I was getting on an airplane when I noticed an old man sitting alone in a wheelchair waiting to be assisted to board the flight. I said to myself, “there’s a man who sees people for who they truly are.” He was old, frail, not terribly good-looking, and paralyzed. No one attended him. When he was finally wheeled onboard the plane a few minutes later, the agent treated him with indifference.


Why the indifference I wondered? The best conclusion I could reach was: “because the old man had nothing to offer people.”


And it was at that moment I realized what ‘beauty’ is.


‘Beauty’ is a quality that people want to possess. If they see it in other people, there is a selfish desire to possess the beauty the individual has. For a man, a wife’s beauty is a quality for him, not for her. If she is beautiful — has facial symmetry — she is probably healthy. If she has wide beautiful hips, she can bear him many children. If she has large round breasts, his children will be well nourished. And these children will in turn inherit her beauty and make it more likely that they should find mates and yield for the husband many offspring. This is the truth of our selfish genes.
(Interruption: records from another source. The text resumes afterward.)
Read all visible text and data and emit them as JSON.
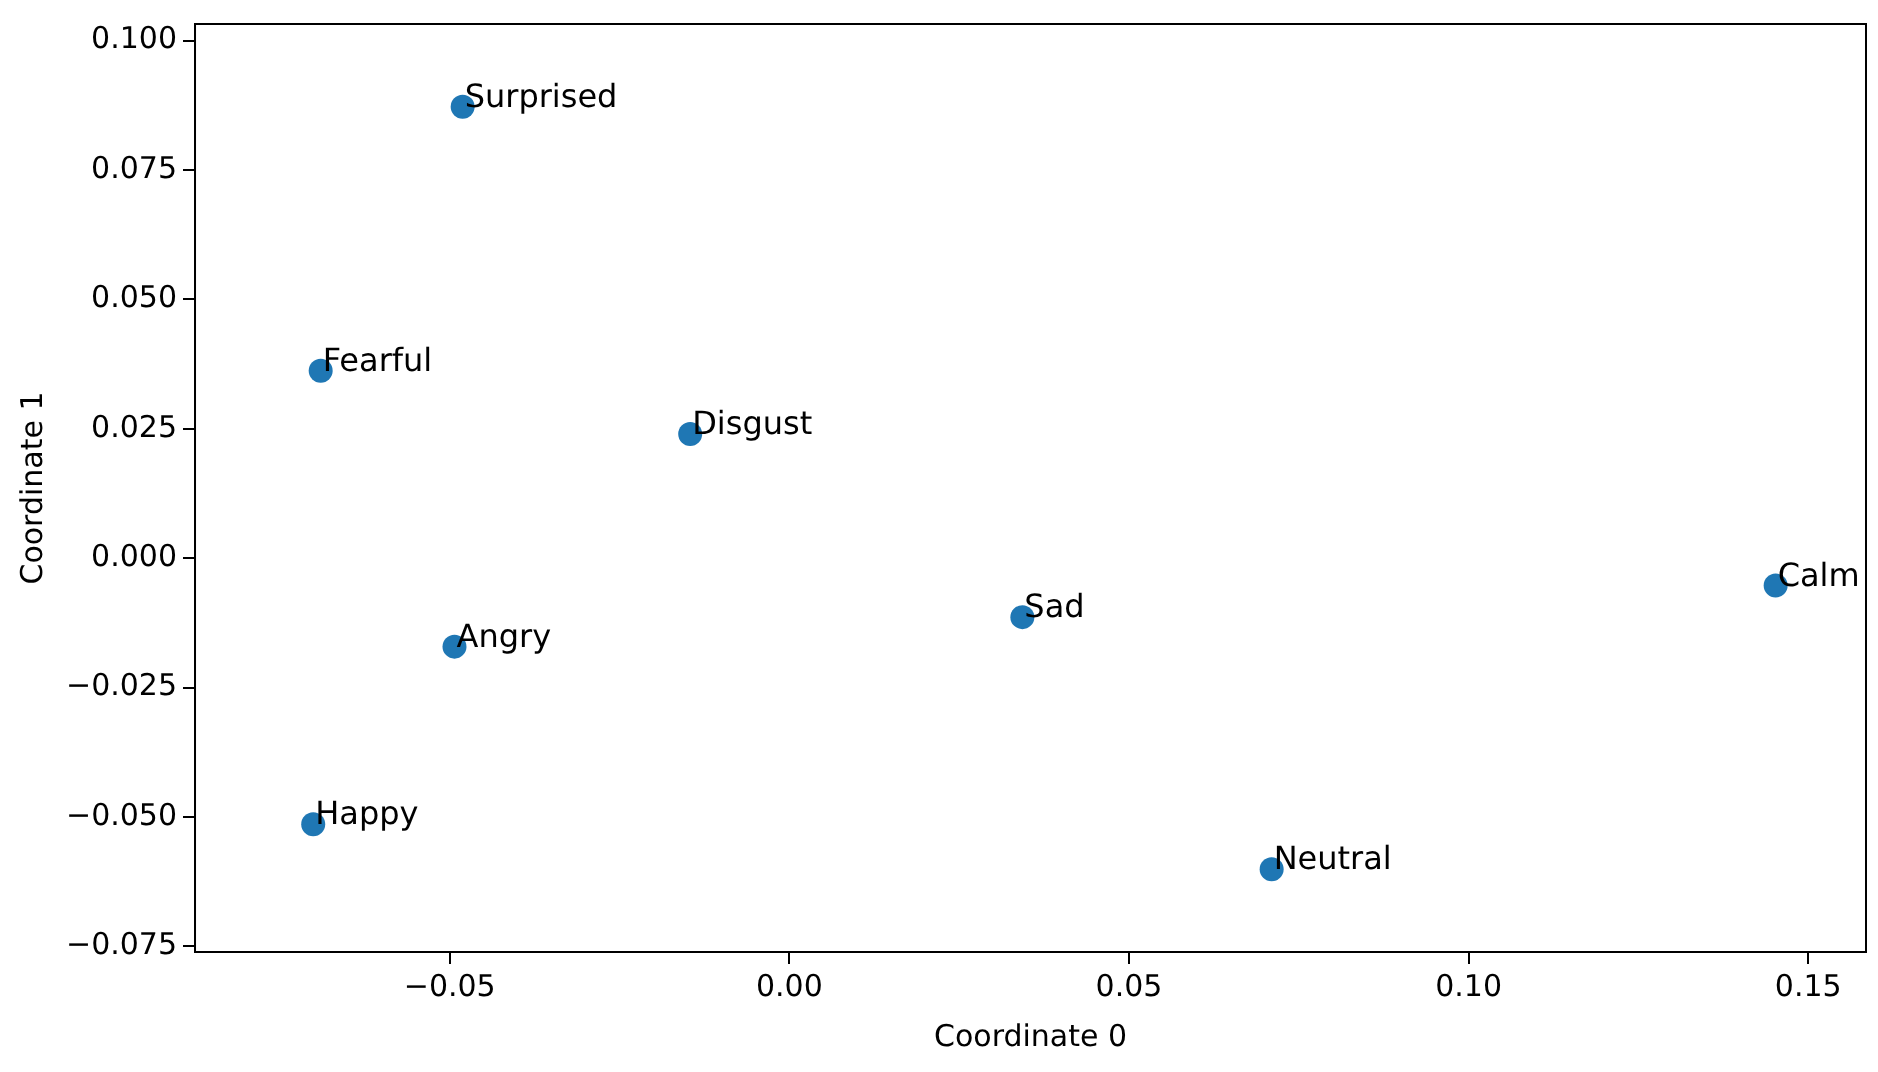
{
  "chart_data": {
    "type": "scatter",
    "xlabel": "Coordinate 0",
    "ylabel": "Coordinate 1",
    "x": [
      -0.0481,
      -0.069,
      -0.0146,
      -0.0493,
      -0.0701,
      0.0343,
      0.071,
      0.1452
    ],
    "series": [
      {
        "color": "#1f77b4",
        "values": [
          0.0872,
          0.0362,
          0.024,
          -0.0171,
          -0.0514,
          -0.0114,
          -0.0601,
          -0.0053
        ]
      }
    ],
    "marker": "circle",
    "grid": false,
    "legend": false,
    "xlim": [
      -0.0875,
      0.1585
    ],
    "ylim": [
      -0.0761,
      0.1032
    ],
    "xticks": [
      {
        "value": -0.05,
        "label": "−0.05"
      },
      {
        "value": 0,
        "label": "0.00"
      },
      {
        "value": 0.05,
        "label": "0.05"
      },
      {
        "value": 0.1,
        "label": "0.10"
      },
      {
        "value": 0.15,
        "label": "0.15"
      }
    ],
    "yticks": [
      {
        "value": -0.075,
        "label": "−0.075"
      },
      {
        "value": -0.05,
        "label": "−0.050"
      },
      {
        "value": -0.025,
        "label": "−0.025"
      },
      {
        "value": 0,
        "label": "0.000"
      },
      {
        "value": 0.025,
        "label": "0.025"
      },
      {
        "value": 0.05,
        "label": "0.050"
      },
      {
        "value": 0.075,
        "label": "0.075"
      },
      {
        "value": 0.1,
        "label": "0.100"
      }
    ],
    "annotations": [
      {
        "text": "Surprised",
        "x": -0.0481,
        "y": 0.0872
      },
      {
        "text": "Fearful",
        "x": -0.069,
        "y": 0.0362
      },
      {
        "text": "Disgust",
        "x": -0.0146,
        "y": 0.024
      },
      {
        "text": "Angry",
        "x": -0.0493,
        "y": -0.0171
      },
      {
        "text": "Happy",
        "x": -0.0701,
        "y": -0.0514
      },
      {
        "text": "Sad",
        "x": 0.0343,
        "y": -0.0114
      },
      {
        "text": "Neutral",
        "x": 0.071,
        "y": -0.0601
      },
      {
        "text": "Calm",
        "x": 0.1452,
        "y": -0.0053
      }
    ]
  }
}
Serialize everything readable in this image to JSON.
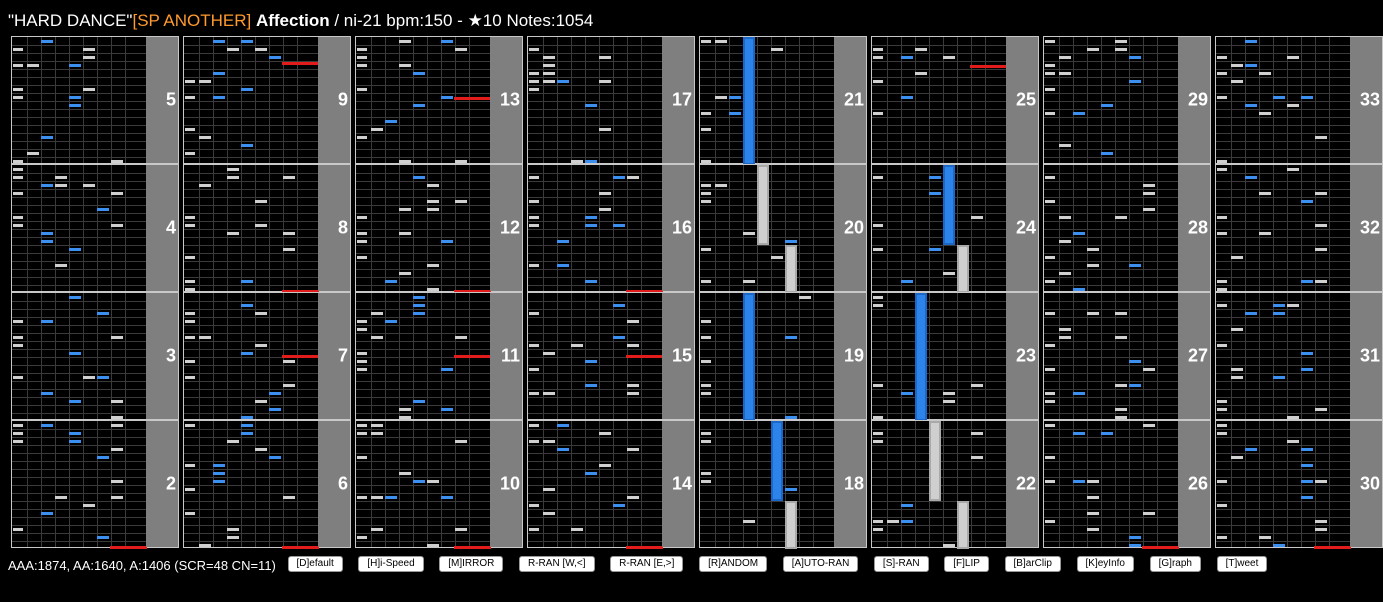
{
  "header": {
    "genre": "\"HARD DANCE\"",
    "difficulty": "[SP ANOTHER]",
    "title": "Affection",
    "info": " / ni-21 bpm:150 - ★10 Notes:1054"
  },
  "colors": {
    "background": "#000000",
    "difficulty": "#ff9a2e",
    "white_key_note": "#cfcfcf",
    "black_key_note": "#3b8ff0",
    "scratch_note": "#e21b1b",
    "measure_gutter": "#7f7f7f"
  },
  "columns": [
    {
      "measures": [
        "5",
        "4",
        "3",
        "2"
      ]
    },
    {
      "measures": [
        "9",
        "8",
        "7",
        "6"
      ]
    },
    {
      "measures": [
        "13",
        "12",
        "11",
        "10"
      ]
    },
    {
      "measures": [
        "17",
        "16",
        "15",
        "14"
      ]
    },
    {
      "measures": [
        "21",
        "20",
        "19",
        "18"
      ]
    },
    {
      "measures": [
        "25",
        "24",
        "23",
        "22"
      ]
    },
    {
      "measures": [
        "29",
        "28",
        "27",
        "26"
      ]
    },
    {
      "measures": [
        "33",
        "32",
        "31",
        "30"
      ]
    }
  ],
  "footer": {
    "stats": "AAA:1874, AA:1640, A:1406 (SCR=48 CN=11)",
    "buttons": [
      "[D]efault",
      "[H]i-Speed",
      "[M]IRROR",
      "R-RAN [W,<]",
      "R-RAN [E,>]",
      "[R]ANDOM",
      "[A]UTO-RAN",
      "[S]-RAN",
      "[F]LIP",
      "[B]arClip",
      "[K]eyInfo",
      "[G]raph",
      "[T]weet"
    ]
  }
}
Those of us blessed with some measure of attractiveness will be treated more gently by our fellow human beings—and thus a veil will be held over our eyes and we will see people as inherently good. We won’t let ourselves acknowledge the awful truth—that people are acting selfishly. We all want to believe we are loved for some inherent ‘goodness’, some inherent ‘lovableness’ in ourselves. But the terrible reality is, the kindness of others will always be motivated by their own selfishness. At bottom, this is pure gene selfish—a desire to mate with a ‘beautiful’ individual to ultimately confer benefits onto one’s own offspring. Or in a more general fashion, the desire to associate with people who are younger, attractive, and have more social status in order to confer more social status upon ourselves.


An old man in a wheelchair offers nobody anything. Therefore people respond to him socially with far less attention than they would bestow upon a younger, healthier person. So it is that the old man’s eyes are never clouded by illusions of goodness and charity.


Old, ugly and disabled— that is the vantage point from which to see the true nature of people.